The break recordLoop says “the peer block is the last thing in the stream”. If we ever need a third section, we’d add another sentinel and another break.

Compatibility properties

  • Old snapshot, new reader: there’s no sentinel, so the decoder hits EOF after the last KV record and exits normally. Works.
  • New snapshot, old reader: the old reader hits the sentinel, interprets it as keyLen = 4 GiB, and tries to allocate a key buffer. Fails loudly. Not backward compatible. We didn’t need this direction.
  • New snapshot, new reader, no peers: Persist skips the peer block entirely (if len(s.peers) > 0). The stream is byte-identical to the old format. Old readers can still read these.
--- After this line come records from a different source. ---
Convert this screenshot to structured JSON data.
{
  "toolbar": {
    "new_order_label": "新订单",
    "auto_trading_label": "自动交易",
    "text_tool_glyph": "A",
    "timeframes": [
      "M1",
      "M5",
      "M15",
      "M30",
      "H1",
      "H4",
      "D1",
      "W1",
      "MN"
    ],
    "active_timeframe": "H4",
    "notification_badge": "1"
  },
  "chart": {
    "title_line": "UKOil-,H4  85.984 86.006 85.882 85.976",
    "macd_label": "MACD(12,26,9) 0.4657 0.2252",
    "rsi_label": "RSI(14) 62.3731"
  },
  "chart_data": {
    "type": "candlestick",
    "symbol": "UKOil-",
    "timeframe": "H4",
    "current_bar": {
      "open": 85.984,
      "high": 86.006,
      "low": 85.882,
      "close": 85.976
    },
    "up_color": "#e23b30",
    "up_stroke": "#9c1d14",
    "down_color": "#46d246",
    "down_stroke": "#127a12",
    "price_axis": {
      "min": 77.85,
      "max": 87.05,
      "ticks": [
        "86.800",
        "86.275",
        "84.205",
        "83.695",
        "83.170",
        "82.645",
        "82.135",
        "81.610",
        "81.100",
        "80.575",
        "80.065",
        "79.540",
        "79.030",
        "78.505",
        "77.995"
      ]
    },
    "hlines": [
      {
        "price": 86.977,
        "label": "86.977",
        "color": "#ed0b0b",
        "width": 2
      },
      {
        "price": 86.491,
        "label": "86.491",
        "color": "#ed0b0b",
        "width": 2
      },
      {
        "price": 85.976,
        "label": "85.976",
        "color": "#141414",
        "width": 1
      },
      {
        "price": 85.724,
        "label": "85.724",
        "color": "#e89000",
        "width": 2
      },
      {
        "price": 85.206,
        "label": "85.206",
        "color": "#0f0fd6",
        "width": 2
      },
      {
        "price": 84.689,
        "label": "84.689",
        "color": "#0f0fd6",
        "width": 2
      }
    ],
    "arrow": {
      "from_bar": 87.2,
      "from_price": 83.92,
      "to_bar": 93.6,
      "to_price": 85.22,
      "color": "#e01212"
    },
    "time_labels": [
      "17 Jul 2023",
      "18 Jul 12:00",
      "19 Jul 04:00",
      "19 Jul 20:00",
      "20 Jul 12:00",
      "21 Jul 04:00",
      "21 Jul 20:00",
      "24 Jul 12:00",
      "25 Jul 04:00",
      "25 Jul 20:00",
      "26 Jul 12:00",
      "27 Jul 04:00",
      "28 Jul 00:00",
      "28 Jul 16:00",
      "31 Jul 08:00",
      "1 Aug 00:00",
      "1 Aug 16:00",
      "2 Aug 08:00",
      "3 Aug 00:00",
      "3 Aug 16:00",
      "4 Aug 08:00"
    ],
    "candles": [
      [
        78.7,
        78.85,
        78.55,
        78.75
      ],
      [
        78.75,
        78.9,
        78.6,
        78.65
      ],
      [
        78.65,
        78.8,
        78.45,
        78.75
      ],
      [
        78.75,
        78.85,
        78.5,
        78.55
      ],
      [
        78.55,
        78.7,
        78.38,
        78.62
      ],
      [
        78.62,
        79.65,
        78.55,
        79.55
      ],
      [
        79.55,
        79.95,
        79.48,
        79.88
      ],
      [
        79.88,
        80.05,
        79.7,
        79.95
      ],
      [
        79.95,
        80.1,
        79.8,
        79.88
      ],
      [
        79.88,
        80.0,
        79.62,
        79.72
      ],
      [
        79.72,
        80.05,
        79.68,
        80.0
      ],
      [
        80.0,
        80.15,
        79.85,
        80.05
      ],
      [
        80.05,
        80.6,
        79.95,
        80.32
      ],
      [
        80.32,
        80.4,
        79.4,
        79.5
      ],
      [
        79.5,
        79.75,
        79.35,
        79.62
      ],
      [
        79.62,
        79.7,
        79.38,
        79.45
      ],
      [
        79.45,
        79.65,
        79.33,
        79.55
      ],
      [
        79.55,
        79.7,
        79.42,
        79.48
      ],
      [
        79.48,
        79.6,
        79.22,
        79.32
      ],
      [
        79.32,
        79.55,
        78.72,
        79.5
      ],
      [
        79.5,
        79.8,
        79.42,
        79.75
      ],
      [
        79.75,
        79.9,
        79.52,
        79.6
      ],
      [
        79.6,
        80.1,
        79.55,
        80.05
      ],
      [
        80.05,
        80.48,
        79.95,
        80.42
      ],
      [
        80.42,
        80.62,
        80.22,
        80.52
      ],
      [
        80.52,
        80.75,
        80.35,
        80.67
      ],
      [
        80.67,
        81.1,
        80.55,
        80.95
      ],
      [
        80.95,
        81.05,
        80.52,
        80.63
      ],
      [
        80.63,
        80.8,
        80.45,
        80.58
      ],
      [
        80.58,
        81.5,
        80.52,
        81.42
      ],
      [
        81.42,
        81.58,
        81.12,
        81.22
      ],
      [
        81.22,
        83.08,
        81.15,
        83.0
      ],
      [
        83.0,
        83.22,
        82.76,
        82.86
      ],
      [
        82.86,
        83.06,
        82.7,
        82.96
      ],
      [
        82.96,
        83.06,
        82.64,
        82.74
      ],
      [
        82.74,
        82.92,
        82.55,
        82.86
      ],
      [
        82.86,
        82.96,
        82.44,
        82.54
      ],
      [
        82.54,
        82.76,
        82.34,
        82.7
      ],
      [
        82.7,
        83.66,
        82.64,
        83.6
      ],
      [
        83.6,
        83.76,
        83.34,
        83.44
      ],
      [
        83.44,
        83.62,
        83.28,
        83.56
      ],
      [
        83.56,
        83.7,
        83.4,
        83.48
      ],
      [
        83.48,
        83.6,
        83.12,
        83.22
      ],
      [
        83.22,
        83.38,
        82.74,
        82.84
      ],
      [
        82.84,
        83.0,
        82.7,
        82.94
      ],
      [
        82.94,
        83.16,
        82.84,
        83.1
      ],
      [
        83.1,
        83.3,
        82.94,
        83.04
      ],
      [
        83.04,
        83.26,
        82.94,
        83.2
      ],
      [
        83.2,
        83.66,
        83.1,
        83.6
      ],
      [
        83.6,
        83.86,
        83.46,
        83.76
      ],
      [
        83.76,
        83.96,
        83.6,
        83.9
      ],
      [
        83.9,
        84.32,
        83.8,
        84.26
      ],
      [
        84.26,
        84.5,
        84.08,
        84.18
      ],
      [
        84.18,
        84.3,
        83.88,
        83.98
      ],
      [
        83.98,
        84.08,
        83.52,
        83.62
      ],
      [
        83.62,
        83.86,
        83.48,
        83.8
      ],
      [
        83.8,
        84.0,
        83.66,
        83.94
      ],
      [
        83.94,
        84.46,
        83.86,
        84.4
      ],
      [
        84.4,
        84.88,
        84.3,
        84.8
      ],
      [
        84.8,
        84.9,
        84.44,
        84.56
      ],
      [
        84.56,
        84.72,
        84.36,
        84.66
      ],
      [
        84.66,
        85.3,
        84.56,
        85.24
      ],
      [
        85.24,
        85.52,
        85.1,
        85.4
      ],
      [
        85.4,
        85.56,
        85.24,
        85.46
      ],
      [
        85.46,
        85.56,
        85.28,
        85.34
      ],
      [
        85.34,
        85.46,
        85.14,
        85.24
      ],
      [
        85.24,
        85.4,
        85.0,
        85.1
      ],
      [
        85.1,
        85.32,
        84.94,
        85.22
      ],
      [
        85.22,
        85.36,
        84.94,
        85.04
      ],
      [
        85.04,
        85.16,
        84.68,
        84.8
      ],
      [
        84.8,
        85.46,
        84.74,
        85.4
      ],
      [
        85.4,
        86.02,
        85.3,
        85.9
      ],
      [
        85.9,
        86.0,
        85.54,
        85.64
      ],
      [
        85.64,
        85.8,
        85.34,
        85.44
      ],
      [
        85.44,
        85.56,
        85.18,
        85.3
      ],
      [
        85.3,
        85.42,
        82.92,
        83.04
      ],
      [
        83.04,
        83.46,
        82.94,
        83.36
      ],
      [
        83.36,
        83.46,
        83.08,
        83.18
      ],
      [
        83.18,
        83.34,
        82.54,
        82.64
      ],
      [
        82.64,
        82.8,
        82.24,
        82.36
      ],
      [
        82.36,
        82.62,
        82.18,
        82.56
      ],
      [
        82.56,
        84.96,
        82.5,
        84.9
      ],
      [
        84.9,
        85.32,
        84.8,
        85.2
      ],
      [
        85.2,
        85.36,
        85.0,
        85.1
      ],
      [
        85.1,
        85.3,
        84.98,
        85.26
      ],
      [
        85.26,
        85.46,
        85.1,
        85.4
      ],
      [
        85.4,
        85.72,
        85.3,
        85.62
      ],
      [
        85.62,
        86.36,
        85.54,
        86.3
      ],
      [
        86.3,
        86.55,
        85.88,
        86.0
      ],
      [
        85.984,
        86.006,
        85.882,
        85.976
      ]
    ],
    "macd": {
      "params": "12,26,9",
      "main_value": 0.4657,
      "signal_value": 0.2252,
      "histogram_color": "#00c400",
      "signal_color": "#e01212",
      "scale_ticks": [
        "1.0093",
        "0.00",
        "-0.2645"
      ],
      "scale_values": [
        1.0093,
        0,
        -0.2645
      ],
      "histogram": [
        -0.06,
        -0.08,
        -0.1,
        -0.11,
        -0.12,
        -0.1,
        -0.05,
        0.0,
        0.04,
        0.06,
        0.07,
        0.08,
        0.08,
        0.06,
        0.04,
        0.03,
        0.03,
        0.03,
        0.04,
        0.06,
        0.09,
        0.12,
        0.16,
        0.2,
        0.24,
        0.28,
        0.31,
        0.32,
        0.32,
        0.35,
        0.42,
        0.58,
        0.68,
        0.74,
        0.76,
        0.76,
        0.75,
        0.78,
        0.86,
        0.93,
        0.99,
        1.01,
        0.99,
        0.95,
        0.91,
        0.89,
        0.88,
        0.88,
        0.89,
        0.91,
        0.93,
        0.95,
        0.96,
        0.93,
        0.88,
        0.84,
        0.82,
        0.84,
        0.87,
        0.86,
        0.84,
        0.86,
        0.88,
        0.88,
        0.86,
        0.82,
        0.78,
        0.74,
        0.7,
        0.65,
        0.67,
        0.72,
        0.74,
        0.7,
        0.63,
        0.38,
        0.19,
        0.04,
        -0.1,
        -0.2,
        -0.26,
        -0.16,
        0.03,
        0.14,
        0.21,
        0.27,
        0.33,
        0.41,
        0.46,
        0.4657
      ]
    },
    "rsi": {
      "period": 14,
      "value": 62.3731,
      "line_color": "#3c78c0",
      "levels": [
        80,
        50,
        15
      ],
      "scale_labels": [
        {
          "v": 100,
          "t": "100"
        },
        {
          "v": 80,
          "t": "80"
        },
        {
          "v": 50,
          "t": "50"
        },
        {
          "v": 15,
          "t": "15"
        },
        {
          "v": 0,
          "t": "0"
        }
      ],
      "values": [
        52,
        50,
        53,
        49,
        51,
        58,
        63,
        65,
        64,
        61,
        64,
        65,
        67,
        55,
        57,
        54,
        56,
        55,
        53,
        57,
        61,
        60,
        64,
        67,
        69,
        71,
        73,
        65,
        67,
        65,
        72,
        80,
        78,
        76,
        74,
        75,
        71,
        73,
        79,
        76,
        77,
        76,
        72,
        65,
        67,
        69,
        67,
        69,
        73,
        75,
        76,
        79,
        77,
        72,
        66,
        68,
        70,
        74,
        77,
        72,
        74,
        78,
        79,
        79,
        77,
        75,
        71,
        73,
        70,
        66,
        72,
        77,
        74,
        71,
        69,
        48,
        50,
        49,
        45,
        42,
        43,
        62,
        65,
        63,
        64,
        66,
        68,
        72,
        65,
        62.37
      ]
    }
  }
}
That last property is what makes the choice defensible: rollouts where no peers have been announced yet produce snapshots that work with both versions.

What this is not

It is not a clean extensible format. The first sentinel-extension was free; the second would force a real envelope. If you anticipate more than one metadata block, just go to TLV from the start.

It is, however, the smallest correct change to add one piece of metadata to an existing flat stream. That’s the niche.

Testing

Both ends of the format are exercised by the TestFSMSnapshotRestoreRoundTrip test:

  1. Build a fresh FSM, Apply some KV writes and OpSetPeer commands.
  2. Take a snapshot, persist into a bytes.Buffer via a fake raft.SnapshotSink.
  3. Open a fresh FSM at a new data dir, Restore from the buffer.
  4. Assert KV state, TTL, and the peer map all match.

Plus TestFSMRestoreExpiredTTLIsSkipped mutates the ExpireAt bytes in the persisted buffer to a past timestamp and verifies the expired record is dropped on restore — testing the record-level part of the format independent of the peer block.

Take-away

When you need to extend a flat stream format that already has consumers, “sentinel + new section” is the smallest viable trick. Pick a value that can’t occur in real data, document it as a constant, and don’t reach for it more than once.